High capital costs, unreliable grid infrastructure and limited digital skills all constrain AI adoption.

However, the IEA report also identifies a genuine leapfrog opportunity, and it says that countries with more recently built industrial and commercial infrastructure may find it easier to equip facilities with sensors and AI management systems than advanced economies burdened by legacy assets.

India’s data centre capacity has doubled in four years to 2 GW, with a further 2 GW in the pipeline, though coal provides 74 per cent of current electricity generation.

Government AI R&D expenditure grew from $2.6 billion in 2018 to more than $7 billion in 2023, with the US, European Union and China the primary contributors.

National policy frameworks are also evolving from broad AI strategies to sector-specific energy and AI governance tools.

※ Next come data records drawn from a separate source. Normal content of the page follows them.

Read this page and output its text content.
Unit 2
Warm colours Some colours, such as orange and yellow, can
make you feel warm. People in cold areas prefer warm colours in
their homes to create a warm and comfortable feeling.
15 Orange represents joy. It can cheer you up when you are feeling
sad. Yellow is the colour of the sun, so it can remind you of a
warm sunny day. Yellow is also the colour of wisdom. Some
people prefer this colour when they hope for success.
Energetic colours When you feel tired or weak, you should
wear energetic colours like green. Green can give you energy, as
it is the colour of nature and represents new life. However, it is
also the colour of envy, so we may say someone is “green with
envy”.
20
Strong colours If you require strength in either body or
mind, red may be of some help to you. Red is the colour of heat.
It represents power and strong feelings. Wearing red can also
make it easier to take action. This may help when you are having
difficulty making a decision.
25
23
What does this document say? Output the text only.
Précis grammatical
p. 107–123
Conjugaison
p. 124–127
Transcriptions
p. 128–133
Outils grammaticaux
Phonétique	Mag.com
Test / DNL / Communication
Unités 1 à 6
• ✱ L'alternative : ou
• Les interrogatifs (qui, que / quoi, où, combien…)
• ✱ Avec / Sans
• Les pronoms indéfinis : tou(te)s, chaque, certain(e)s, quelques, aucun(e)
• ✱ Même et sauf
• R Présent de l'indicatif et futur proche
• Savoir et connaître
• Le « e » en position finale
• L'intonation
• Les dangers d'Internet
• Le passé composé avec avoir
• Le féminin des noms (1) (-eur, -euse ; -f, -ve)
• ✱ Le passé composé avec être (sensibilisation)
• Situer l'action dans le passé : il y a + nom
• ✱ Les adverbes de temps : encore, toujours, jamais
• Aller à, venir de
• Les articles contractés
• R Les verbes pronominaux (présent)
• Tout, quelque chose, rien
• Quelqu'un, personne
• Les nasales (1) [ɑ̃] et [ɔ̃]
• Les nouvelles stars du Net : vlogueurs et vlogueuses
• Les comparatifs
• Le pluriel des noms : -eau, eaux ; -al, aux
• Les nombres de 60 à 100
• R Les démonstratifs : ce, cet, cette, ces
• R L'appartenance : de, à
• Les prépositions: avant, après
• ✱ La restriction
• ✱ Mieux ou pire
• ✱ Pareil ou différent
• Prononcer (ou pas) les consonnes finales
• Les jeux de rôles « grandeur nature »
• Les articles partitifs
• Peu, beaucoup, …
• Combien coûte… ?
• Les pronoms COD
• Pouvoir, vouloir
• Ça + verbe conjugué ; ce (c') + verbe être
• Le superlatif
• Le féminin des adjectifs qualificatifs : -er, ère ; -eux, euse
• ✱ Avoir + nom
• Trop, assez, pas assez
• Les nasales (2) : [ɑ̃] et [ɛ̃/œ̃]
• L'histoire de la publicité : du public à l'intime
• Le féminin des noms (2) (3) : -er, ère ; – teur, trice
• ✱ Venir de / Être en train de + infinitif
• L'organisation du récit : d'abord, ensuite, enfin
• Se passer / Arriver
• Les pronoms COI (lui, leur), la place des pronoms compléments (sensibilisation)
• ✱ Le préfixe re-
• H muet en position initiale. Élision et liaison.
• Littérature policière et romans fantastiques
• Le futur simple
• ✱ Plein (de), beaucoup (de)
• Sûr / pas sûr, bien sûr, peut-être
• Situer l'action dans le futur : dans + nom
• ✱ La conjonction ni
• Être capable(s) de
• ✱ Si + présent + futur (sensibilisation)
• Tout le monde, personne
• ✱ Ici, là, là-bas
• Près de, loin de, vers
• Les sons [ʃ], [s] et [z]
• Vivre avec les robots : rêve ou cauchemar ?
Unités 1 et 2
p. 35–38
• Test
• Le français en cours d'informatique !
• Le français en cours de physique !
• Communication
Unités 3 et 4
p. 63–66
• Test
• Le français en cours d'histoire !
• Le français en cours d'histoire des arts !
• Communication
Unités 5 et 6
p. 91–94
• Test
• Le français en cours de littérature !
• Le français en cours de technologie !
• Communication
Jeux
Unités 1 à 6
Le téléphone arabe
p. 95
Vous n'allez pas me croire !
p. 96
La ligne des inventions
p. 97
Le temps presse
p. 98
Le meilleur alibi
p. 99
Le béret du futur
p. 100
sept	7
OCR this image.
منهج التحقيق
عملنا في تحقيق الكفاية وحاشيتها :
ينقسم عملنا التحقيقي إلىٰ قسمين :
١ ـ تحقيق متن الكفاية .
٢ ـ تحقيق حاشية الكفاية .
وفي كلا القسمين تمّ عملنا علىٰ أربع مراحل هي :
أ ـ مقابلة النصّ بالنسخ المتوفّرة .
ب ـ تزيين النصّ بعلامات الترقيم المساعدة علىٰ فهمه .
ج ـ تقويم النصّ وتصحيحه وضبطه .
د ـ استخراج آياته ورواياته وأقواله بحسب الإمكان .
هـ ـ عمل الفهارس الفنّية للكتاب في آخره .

Beijing banned the construction of data centres with a power usage effectiveness above 1.5 since 2018, while the Netherlands and Singapore imposed temporary moratoriums as they assessed grid capacity.

South Korea offers a 50 per cent discount on electricity facility levies for data centres located outside the congested Seoul metropolitan area.

The IEA argues that governments must go further, mandating energy consumption reporting, supporting data production for AI-driven energy innovation and developing cross-border frameworks to manage semiconductor supply chain dependencies.

Data centre indirect CO2 emissions stand at around 180 million tonnes today, rising to an estimated 300 million tonnes by 2030 in the base case.

That is still below 1.5 per cent of total energy sector emissions, but among the fastest-growing emission sources in the global economy.